Prices drop… but for how long?

Risks of mass summer flight cancellations now appear alleviated as the industry has scrambled for alternative supplies – albeit at a higher cost. Airlines naturally look to pass these extra costs onto passengers, but a lack of demand is limiting their ability to do so.

Consumers remain fearful of cancellations with a new trend of last-minute bookings appearing. This can keep prices low as seats remain available for longer, although a flurry of late bookings can see customers face higher costs for final tickets, or miss out altogether. 

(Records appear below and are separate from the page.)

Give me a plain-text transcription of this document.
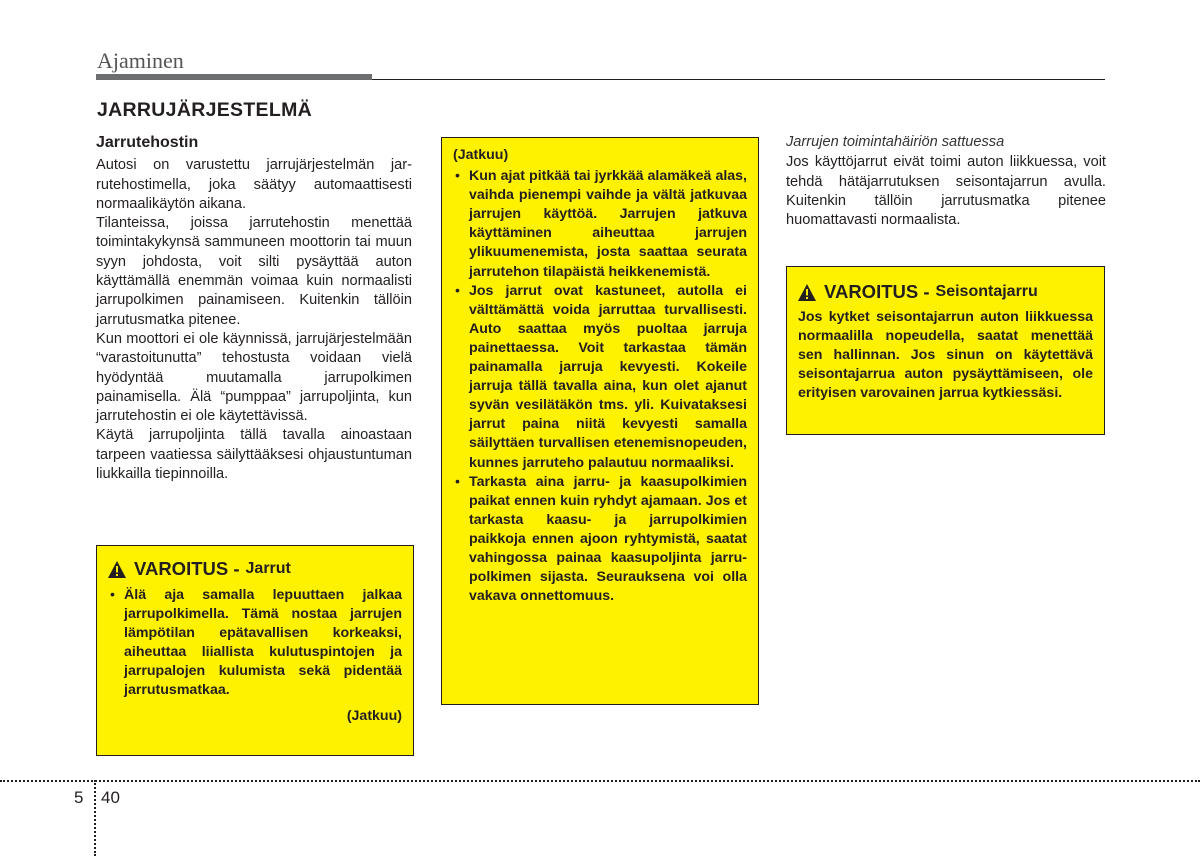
Ajaminen
JARRUJÄRJESTELMÄ

Jarrutehostin

Autosi on varustettu jarrujärjestelmän jarrutehostimella, joka säätyy automaattisesti normaalikäytön aikana.

Tilanteissa, joissa jarrutehostin menettää toimintakykynsä sammuneen moottorin tai muun syyn johdosta, voit silti pysäyttää auton käyttämällä enemmän voimaa kuin normaalisti jarrupolkimen painamiseen. Kuitenkin tällöin jarrutusmatka pitenee.

Kun moottori ei ole käynnissä, jarrujärjestelmään “varastoitunutta” tehostusta voidaan vielä hyödyntää muutamalla jarrupolkimen painamisella. Älä “pumppaa” jarrupoljinta, kun jarrutehostin ei ole käytettävissä.

Käytä jarrupoljinta tällä tavalla ainoastaan tarpeen vaatiessa säilyttääksesi ohjaustuntuman liukkailla tiepinnoilla.

VAROITUS - Jarrut
• Älä aja samalla lepuuttaen jalkaa jarrupolkimella. Tämä nostaa jarrujen lämpötilan epätavallisen korkeaksi, aiheuttaa liiallista kulutuspintojen ja jarrupalojen kulumista sekä pidentää jarrutusmatkaa.
(Jatkuu)
(Jatkuu)
• Kun ajat pitkää tai jyrkkää alamäkeä alas, vaihda pienempi vaihde ja vältä jatkuvaa jarrujen käyttöä. Jarrujen jatkuva käyttäminen aiheuttaa jarrujen ylikuumenemista, josta saattaa seurata jarrutehon tilapäistä heikkenemistä.
• Jos jarrut ovat kastuneet, autolla ei välttämättä voida jarruttaa turvallisesti. Auto saattaa myös puoltaa jarruja painettaessa. Voit tarkastaa tämän painamalla jarruja kevyesti. Kokeile jarruja tällä tavalla aina, kun olet ajanut syvän vesilätäkön tms. yli. Kuivataksesi jarrut paina niitä kevyesti samalla säilyttäen turvallisen etenemisnopeuden, kunnes jarruteho palautuu normaaliksi.
• Tarkasta aina jarru- ja kaasupolkimien paikat ennen kuin ryhdyt ajamaan. Jos et tarkasta kaasu- ja jarrupolkimien paikkoja ennen ajoon ryhtymistä, saatat vahingossa painaa kaasupoljinta jarrupolkimen sijasta. Seurauksena voi olla vakava onnettomuus.

Jarrujen toimintahäiriön sattuessa

Jos käyttöjarrut eivät toimi auton liikkuessa, voit tehdä hätäjarrutuksen seisontajarrun avulla. Kuitenkin tällöin jarrutusmatka pitenee huomattavasti normaalista.

VAROITUS - Seisontajarru
Jos kytket seisontajarrun auton liikkuessa normaalilla nopeudella, saatat menettää sen hallinnan. Jos sinun on käytettävä seisontajarrua auton pysäyttämiseen, ole erityisen varovainen jarrua kytkiessäsi.
5 40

In addition, a cost-of-living crisis exacerbated by the Middle East conflict (higher fuel and energy prices, groceries, etc) has led many households to tighten their belts, and overseas holidays are among the first luxuries to go, something the industry is well aware of.

“Airlines and holiday companies are having to drop prices, or at best keep them level, just to keep demand ticking over,” said head of markets at AJ Bell investment platform Dan Coatsworth to The Guardian. 

The market is “too fragile” for airlines – particularly low-cost models – to raise prices this summer, he added, but this may only lead to increased costs in the future. 

Reduced ticket demand has led pricing to remain consistent to last summer – and seen some carriers offer seat sales in a bid to increase bookings – but a drop in profits from higher fuel costs are expected to see prices rise in the future.

Fellow low-cost airline easyJet has launched a ‘book with confidence’ scheme, locking in ticket prices at-purchase and promising they will not increase via fuel surcharges.

Ryanair predicts it will drop prices by around 5% by the end of June due to lower demand. 

However, prices will need to rise if the airline is to maintain previous profits of €2.26bn (from the year March 2025 - March 2026).